Rhinoplasty can be applied by two techniques: open technique and closed technique. Open technique involves a small incision made at the lower part of the nasal tip, i.e. the area where the lip and nose meet. In the closed technique, the nasal tip and nasal bridge are exposed through a small incision made on the inside of the nasal wings.
I prefer the closed technique for less problematic noses. Its advantages are short duration of operation and faster recovery of edema in the nasal tip. However, I consider that the open technique is more useful for serious problems with the nasal tip, “C”- or “S”-shaped nasal deformities due to a trauma, or patients who have previously undergone rhinoplasty surgery but not satisfied with the result and will undergo a second or third surgery. The advantage is that you have more command on the nose anatomy at every stage of the surgery and you can easily deal with the functional problems at the same time. Almost none of my patients have ever had a scar.

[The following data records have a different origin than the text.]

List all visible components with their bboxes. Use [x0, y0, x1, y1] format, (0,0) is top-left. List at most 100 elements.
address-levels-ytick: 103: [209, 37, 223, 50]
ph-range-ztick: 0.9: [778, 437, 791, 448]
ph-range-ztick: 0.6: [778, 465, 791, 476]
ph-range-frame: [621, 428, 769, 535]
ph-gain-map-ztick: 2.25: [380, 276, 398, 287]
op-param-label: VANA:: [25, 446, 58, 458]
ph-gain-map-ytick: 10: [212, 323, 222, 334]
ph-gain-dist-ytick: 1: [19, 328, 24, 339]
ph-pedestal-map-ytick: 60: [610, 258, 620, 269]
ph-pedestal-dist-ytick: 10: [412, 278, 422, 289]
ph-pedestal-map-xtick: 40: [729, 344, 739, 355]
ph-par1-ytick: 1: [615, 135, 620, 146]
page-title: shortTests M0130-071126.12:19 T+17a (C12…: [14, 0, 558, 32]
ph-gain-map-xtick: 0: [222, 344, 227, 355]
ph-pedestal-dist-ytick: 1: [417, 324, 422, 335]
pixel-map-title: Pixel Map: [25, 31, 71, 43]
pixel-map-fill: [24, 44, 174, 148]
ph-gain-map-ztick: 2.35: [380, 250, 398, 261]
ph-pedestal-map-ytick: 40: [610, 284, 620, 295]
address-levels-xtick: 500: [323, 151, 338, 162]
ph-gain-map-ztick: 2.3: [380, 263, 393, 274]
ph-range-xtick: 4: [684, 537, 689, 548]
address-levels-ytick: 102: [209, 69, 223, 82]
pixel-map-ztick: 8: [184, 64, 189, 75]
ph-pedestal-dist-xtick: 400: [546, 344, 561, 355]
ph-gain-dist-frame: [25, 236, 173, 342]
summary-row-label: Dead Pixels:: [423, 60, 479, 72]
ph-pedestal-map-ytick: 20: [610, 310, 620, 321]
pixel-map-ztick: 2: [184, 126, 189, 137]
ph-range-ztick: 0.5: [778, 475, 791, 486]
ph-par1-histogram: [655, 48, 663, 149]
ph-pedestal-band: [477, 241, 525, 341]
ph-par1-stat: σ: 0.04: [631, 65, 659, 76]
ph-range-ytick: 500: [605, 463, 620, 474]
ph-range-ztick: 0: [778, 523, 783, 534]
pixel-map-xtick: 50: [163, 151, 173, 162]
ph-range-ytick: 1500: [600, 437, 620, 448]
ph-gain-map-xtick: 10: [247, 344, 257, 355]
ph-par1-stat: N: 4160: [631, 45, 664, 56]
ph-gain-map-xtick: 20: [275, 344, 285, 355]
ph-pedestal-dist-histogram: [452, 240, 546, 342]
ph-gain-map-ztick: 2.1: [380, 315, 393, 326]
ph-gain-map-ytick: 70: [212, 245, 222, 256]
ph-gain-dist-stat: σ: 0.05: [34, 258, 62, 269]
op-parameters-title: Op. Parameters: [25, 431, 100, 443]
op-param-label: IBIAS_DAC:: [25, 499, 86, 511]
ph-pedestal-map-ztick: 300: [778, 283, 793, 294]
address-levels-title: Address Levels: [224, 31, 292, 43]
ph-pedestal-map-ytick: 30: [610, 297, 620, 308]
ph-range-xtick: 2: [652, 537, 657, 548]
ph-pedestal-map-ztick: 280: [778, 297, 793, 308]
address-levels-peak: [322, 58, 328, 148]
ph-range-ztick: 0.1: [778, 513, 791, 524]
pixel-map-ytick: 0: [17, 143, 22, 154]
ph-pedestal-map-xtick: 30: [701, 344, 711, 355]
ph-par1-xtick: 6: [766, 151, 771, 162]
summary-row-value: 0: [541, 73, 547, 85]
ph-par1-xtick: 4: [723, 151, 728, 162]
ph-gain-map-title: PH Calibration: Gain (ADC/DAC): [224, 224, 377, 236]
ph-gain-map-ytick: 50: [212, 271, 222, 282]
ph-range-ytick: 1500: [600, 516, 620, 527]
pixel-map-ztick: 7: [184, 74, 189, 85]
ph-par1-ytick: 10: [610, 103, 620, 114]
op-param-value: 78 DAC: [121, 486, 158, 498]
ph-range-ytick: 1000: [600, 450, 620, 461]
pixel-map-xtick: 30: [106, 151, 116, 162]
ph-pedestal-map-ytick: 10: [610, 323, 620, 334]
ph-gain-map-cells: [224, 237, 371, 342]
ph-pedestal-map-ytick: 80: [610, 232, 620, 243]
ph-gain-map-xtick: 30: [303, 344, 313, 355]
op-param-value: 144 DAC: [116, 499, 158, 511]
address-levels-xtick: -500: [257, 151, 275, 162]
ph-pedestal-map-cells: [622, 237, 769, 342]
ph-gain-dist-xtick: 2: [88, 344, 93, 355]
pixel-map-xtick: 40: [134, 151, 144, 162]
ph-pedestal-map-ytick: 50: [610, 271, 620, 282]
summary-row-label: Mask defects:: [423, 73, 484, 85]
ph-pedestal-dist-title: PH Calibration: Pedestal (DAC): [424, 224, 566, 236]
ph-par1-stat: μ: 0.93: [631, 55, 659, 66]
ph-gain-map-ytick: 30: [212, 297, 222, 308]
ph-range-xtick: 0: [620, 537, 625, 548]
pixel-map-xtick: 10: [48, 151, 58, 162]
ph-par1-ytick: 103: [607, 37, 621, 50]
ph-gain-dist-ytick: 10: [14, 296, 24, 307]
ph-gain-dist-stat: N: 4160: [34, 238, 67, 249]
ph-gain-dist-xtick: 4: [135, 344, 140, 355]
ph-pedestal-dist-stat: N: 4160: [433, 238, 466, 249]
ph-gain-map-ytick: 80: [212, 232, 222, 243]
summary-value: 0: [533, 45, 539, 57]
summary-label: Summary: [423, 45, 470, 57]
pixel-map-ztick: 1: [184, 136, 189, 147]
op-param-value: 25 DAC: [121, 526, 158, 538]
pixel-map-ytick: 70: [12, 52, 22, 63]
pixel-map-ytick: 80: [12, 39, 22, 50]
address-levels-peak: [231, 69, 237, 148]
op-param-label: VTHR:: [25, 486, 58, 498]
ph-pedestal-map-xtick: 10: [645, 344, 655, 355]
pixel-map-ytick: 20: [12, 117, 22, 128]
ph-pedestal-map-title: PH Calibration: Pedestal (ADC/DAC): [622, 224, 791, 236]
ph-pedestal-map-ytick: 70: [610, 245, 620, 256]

It is my personal preference to use the appropriate surgical technique in the appropriate patient. The majority of my patients are patients that I believe the open technique is required. Even the problematic noses in the Scandinavian or Baltic countries are too beautiful to be compared to the noses of the Anatolian people. Therefore, the technique to be used may vary according to country, city, and patient.
In recent years, there has been a discussion particularly between physicians performing rhinoplasty about the closed and open technique. If you ask me, this discussion is quite unnecessary. No matter what technique you prefer, as a physician, you should make a good-looking nose with no functional problems for your patient. Therefore, rather than which technique you will choose, we need to look at which technique comes to life in your hands. You should know both techniques perfectly, but the choice is entirely up to the patient and the surgeon. Personally, about 40% of my patients have had undergone surgery before. An important part consists of those who have a traumatic crooked nose, collapsed nasal bridge or asymmetric nasal tip. I perform the open technique in about 90% of my surgeries.
Regardless of the technique, less pain occurs after surgery. However, if there is pain, this is a pain that responds quickly to painkillers. Both techniques may cause swelling and bruise around the eyes. This may vary from patient to patient but completely disappears within 7 days.
A nasal splint (plaster) is usually removed after a week. The swelling in the root of the nose decreases in the 3rd month and the swelling in the nose back decreases in the 6th month. The swelling on the nose tip and nasal wings decreases in the 9th month. The time required for full recovery is 1 year.